Goff’s tax in trouble
The Herald reports:
Goff is pinning his hopes on the targeted rate to replace ratepayer spending by Auckland Tourism, Events and Economic Development (Ateed) to attract visitors and fund major events. It would free up $28 million to fund transport and housing infrastructure and help Goff’s election pledge to hold rates to 2.5 per cent.
If the accommodation providers are forced to fully fund ATEED, they should then get to decide what level of funding it gets. Allow them to appoint a majority of the board and you’d soon get better value for money.
Goff said 75 per cent of the feedback so far on the draft budget supported the targeted rate.
Of course it is. You are proposing a tiny number of ratepayers pick up the bill for the other million ratepayers.

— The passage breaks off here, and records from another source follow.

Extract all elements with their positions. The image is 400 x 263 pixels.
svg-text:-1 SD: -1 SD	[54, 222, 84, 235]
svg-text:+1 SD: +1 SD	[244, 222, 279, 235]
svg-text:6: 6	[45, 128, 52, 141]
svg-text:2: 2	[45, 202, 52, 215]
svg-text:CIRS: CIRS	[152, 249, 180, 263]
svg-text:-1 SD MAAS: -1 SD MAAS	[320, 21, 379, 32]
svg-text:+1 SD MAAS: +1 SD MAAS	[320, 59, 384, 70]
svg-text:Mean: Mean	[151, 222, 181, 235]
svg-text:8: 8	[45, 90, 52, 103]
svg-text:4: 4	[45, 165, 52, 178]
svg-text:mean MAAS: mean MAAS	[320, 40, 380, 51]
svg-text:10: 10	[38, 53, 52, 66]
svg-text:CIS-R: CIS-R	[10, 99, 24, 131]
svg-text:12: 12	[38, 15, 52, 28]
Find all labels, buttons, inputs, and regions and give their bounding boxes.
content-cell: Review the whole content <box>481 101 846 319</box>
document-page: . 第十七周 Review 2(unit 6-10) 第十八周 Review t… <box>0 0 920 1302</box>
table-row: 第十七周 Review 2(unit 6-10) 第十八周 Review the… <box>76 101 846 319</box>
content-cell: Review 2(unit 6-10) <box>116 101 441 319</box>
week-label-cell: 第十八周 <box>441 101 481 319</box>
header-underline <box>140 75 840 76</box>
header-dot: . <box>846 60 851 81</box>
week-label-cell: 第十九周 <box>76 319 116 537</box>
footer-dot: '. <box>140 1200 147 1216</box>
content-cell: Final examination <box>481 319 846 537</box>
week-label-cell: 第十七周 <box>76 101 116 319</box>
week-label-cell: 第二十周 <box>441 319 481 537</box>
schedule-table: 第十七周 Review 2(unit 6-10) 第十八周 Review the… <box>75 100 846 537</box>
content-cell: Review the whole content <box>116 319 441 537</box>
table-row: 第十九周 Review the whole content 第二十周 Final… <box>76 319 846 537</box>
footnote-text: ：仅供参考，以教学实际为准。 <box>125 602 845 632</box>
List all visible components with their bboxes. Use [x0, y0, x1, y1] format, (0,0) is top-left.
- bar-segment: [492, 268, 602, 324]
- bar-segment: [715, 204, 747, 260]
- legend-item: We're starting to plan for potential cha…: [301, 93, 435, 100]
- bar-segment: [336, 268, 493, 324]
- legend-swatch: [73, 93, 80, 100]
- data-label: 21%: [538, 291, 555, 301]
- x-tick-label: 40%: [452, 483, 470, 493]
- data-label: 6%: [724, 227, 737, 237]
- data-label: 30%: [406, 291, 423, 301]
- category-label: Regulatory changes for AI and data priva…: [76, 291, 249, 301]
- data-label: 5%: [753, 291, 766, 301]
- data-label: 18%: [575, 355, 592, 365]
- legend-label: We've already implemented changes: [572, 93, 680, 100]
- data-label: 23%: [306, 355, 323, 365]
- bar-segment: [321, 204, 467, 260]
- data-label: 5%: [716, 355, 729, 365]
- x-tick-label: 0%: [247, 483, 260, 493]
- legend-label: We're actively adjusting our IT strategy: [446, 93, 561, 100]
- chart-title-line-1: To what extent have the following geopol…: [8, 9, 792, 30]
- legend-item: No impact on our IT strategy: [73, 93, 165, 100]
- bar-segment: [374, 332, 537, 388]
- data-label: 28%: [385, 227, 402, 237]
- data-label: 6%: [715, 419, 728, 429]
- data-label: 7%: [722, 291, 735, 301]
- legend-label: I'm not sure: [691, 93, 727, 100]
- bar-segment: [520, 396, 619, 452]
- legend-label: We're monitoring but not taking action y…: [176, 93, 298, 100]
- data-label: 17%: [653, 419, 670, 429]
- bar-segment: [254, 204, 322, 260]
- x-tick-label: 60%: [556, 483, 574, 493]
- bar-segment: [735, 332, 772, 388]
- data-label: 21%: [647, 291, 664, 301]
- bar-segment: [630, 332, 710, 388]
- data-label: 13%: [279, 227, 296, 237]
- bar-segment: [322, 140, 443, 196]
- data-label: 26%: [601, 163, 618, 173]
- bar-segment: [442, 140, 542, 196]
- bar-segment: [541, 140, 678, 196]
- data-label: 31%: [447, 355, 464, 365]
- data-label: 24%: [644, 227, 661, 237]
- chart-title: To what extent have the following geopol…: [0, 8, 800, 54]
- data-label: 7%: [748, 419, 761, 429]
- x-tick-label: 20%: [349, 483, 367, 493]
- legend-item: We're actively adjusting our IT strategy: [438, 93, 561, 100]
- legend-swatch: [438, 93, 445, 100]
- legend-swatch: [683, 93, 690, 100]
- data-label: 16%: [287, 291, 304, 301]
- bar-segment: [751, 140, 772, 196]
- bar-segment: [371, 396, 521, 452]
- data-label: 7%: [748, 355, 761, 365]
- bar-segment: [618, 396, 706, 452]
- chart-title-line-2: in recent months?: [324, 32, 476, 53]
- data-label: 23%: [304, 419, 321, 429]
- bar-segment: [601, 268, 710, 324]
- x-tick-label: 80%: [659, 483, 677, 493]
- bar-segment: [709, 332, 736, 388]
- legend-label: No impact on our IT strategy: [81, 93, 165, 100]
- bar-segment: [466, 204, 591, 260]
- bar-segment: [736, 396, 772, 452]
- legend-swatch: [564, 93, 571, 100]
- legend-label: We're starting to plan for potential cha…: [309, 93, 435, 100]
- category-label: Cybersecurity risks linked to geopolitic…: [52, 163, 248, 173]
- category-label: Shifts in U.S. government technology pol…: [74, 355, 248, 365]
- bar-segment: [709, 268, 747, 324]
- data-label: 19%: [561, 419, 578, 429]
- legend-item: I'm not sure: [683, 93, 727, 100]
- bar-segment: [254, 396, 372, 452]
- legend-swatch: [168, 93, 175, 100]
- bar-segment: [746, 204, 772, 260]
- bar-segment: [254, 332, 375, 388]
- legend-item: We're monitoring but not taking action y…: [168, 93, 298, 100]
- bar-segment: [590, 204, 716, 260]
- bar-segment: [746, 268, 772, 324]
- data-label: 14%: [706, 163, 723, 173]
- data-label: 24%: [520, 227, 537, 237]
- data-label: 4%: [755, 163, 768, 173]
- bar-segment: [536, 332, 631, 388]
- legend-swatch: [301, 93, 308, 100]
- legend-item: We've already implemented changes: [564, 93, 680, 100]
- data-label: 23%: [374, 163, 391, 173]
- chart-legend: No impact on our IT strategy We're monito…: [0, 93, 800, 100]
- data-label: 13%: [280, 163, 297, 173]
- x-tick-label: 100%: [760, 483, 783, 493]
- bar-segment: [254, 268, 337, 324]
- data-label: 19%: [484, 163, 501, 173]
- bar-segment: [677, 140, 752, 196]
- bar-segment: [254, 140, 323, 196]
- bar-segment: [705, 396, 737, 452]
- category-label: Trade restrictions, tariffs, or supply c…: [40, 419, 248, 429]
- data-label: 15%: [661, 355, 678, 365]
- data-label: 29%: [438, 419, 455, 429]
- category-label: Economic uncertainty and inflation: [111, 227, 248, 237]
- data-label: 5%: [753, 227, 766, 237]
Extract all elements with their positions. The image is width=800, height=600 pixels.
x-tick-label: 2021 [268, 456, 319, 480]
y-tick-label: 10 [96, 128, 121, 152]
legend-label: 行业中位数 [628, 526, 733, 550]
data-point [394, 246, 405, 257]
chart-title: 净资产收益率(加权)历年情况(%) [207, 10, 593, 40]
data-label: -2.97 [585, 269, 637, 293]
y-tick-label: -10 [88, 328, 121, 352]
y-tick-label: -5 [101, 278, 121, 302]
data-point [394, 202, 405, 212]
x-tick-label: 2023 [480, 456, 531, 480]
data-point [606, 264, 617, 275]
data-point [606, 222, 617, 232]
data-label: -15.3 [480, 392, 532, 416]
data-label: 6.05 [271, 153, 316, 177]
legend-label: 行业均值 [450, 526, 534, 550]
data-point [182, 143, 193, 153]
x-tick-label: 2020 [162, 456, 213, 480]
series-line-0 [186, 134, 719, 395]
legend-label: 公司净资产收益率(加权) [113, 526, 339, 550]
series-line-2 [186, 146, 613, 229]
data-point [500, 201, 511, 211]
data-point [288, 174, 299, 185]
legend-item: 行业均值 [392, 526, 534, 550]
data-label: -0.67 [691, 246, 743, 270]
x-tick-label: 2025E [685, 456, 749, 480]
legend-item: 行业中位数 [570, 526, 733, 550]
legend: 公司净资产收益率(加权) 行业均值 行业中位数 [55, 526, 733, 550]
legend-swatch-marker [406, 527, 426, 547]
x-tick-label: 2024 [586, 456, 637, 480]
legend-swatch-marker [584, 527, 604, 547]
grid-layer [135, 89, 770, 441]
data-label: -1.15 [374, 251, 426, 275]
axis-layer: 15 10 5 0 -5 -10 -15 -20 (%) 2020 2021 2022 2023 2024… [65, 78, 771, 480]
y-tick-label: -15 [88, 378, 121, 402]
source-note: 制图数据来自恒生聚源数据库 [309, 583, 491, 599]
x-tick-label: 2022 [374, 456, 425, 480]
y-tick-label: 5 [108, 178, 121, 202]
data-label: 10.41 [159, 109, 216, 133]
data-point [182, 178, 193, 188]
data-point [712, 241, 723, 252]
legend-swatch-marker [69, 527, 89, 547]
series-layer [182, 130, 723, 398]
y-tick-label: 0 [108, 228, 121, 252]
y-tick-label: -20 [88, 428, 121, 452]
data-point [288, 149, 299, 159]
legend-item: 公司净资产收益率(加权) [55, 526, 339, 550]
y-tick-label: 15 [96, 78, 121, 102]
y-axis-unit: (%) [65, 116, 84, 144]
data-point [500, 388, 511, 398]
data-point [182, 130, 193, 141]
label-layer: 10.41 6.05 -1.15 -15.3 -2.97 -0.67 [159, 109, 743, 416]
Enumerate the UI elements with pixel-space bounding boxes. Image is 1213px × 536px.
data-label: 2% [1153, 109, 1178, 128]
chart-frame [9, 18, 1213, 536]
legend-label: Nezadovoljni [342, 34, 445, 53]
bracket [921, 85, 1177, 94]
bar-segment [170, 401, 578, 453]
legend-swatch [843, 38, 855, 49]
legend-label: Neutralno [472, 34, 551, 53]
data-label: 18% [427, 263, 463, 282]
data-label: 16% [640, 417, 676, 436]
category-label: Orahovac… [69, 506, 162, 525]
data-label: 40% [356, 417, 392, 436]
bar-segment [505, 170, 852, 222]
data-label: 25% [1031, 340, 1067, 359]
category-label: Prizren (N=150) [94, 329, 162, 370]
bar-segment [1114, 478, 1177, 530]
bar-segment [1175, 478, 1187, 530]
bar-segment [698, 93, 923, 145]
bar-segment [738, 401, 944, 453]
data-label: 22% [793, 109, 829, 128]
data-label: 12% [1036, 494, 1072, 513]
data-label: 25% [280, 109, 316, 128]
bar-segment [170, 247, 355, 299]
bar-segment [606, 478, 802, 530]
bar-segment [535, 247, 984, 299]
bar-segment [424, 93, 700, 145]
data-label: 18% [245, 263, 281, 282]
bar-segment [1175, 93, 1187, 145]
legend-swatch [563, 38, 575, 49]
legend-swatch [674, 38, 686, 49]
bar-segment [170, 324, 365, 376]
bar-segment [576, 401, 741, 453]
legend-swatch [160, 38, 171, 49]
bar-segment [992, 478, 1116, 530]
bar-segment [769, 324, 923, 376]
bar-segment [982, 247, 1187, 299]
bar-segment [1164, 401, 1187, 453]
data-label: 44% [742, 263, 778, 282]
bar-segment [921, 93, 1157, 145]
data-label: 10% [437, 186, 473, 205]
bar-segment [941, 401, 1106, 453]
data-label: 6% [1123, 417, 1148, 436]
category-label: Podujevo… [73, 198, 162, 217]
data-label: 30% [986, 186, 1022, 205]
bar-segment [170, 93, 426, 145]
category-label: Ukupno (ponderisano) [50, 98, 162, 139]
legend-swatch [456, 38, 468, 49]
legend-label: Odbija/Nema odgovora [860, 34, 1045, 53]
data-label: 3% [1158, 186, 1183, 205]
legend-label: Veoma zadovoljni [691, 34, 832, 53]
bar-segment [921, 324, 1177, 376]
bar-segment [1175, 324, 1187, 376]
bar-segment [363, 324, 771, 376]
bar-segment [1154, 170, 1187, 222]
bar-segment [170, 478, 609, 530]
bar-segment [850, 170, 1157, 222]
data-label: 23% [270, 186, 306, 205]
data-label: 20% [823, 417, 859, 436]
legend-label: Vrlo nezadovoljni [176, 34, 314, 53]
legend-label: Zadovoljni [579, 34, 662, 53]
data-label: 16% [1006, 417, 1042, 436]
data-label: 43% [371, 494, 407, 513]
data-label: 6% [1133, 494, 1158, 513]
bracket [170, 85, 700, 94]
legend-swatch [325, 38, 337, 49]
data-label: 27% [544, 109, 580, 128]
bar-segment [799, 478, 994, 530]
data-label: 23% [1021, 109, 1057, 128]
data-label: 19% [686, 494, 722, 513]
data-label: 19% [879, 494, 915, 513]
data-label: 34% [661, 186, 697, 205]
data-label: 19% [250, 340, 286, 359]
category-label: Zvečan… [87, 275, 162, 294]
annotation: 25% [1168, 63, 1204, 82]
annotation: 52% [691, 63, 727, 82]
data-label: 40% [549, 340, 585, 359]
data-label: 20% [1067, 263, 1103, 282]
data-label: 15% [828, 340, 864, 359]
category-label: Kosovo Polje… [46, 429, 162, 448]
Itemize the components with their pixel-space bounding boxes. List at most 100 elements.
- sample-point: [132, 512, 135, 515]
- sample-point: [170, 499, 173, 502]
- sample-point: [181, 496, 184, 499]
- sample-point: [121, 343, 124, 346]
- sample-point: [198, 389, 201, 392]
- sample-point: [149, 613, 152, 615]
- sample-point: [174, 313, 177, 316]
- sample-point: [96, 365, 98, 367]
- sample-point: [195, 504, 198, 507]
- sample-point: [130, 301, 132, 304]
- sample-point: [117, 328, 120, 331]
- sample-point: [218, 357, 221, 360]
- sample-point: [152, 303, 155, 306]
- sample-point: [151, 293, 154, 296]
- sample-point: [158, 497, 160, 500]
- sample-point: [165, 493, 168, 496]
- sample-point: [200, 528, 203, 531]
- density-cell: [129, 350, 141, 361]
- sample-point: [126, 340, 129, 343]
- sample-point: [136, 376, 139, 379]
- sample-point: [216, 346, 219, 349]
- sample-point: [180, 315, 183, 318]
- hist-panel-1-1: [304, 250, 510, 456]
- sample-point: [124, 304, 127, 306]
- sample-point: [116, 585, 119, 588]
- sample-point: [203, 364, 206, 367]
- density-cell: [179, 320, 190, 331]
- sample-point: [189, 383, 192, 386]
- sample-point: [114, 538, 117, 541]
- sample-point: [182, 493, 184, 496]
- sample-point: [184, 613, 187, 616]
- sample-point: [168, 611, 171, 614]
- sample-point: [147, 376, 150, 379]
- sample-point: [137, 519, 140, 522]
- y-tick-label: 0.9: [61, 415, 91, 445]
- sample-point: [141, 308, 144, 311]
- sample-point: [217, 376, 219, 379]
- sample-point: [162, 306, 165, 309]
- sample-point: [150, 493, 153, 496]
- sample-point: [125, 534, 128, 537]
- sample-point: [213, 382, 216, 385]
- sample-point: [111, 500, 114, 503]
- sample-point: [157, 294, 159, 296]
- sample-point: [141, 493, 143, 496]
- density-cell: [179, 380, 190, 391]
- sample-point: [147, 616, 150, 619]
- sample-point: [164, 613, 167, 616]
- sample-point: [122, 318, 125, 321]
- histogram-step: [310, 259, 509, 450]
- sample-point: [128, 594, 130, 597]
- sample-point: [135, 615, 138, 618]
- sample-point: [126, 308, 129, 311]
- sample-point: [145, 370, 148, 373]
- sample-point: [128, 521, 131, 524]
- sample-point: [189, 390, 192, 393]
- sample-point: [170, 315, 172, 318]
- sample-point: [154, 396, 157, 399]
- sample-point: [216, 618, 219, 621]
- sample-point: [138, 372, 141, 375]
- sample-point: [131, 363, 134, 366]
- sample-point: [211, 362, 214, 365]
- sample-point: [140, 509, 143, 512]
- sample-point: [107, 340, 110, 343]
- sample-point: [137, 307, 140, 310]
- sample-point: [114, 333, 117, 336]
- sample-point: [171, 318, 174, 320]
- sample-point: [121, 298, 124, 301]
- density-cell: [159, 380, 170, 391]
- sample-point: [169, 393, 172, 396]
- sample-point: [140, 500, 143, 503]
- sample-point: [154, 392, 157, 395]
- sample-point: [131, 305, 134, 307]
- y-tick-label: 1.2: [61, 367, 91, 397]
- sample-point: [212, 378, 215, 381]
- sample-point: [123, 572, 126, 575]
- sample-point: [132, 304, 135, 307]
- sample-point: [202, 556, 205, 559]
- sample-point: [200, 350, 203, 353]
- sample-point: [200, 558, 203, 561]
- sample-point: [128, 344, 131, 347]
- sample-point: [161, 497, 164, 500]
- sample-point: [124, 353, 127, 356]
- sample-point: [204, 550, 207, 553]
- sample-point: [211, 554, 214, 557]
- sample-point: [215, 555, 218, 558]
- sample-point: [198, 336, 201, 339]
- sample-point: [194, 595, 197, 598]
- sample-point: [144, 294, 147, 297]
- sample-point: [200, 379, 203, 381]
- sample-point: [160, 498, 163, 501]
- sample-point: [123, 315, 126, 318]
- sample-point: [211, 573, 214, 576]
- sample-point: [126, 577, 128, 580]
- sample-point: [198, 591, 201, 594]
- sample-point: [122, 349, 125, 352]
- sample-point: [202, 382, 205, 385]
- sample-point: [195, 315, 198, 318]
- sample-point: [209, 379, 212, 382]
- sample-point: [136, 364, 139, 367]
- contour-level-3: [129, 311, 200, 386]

Last night, Tourism Industry Aotearoa chief executive Chris Roberts said the targeted rate would be a disaster for Auckland and should be withdrawn.
He said visitors to Auckland spend $7.5 billion a year, of which the accommodation sector only accounted for 9 per cent but which is being asked to pay 100 per cent of the targeted rate.
I’m all for user pays, but it should be on all tourism businesses, not just hotels and motels. And they should then get to decide what level of funding for ATEED is deemed worthwhile.
Last week, motel owner Troy Clarry told councillors his Whangaparaoa 14-room motel’s rates would rise from $13,600 a year to just under $40,000.
In 2015-16 he made $529,000 from the motel on 65 per cent occupancy and after taking a $52,000 salary for two people net profit before tax was $27,000.
Much of this was reinvested in the business but the new rate would swallow nearly all of this.
So Goff’s tax will mean the motel is no longer profitable.